In his remarks on the occasion the SSUET Chancellor, Engr Adil Usman, thanked the delegation for coming over and described it highly encouraging with fruitful discussion. He said while foreseeing the future development prospects, there is imperative need to encourage the students studying engineering in this university which is being run with its self-generated resources to provide best possible knowledge to future builders of the nation. 

The Chancellor said that the university does not receive any government grant, still no student is allowed to give his studies just for financial implications and all requirements of poor students are fulfilled by this university which has been awarded the highest “W4” category by Higher Education Commission. 


He suggested the KCCI to establish a fund for poor students of this university which will be utilized under the criteria to be worked out by KCCI itself. He also referred to the SSUET’s Research and Development programs and pointed out that world over such programs are supported by the industry. He said that R&D programs at universities ultimately prove beneficial for the industry. 
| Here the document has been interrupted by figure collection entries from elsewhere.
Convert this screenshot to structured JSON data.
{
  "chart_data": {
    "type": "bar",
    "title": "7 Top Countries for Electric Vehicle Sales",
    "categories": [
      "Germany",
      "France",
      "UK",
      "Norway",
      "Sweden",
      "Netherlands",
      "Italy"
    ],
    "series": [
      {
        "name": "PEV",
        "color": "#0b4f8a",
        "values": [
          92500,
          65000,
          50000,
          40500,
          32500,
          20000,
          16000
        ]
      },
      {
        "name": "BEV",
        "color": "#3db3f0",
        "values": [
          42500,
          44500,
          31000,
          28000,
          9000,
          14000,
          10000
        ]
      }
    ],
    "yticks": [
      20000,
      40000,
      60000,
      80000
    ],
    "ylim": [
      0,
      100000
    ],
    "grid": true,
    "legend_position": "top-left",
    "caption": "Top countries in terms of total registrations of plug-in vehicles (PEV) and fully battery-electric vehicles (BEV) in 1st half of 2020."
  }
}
He informed the KCCI officials that the university can send talented students abroad if a fund is created by KCCI for this purpose. Engr Adil Usman also referred to the bio-plant designed with SSUET’s cooperation and emphasized that it needs further development to launch it for meeting energy needs. 

He appreciated KCCI’s offer for 6-month IT training for the university students and said the University at its end can offer solutions for IT related problems if these come from the Chamber. 

On the occasion, Shamim Firpo, Senior Vice-President KCCI, appreciated SSUET’s participation in the Chamber’s ‘My Karachi; exhibition held at Expo Center last year and said that the projects displayed on that occasion drew big public liking. 

He said this year the KCCI is organizing the exhibition in July and will earmark an exclusive education pavilion to showcasing the projects of engineering students. He said such programs will help enhance greater SSUET-industry collaboration. 

He also referred to the menace of energy crisis and observed that if the new government surmounts this menace, the industry will grow and in turn new job opportunities will create and simultaneously ongoing law and order come under control. 

He assured KCCI's total support and cooperation for the SSUET along with other members of the visiting delegation who appreciated the presentation given on the occasion by Registrar SSUET Shah Mahmood Hussain Syed and particularly referred to the quantum of scholarships awarded and the financial assistance give to needy students.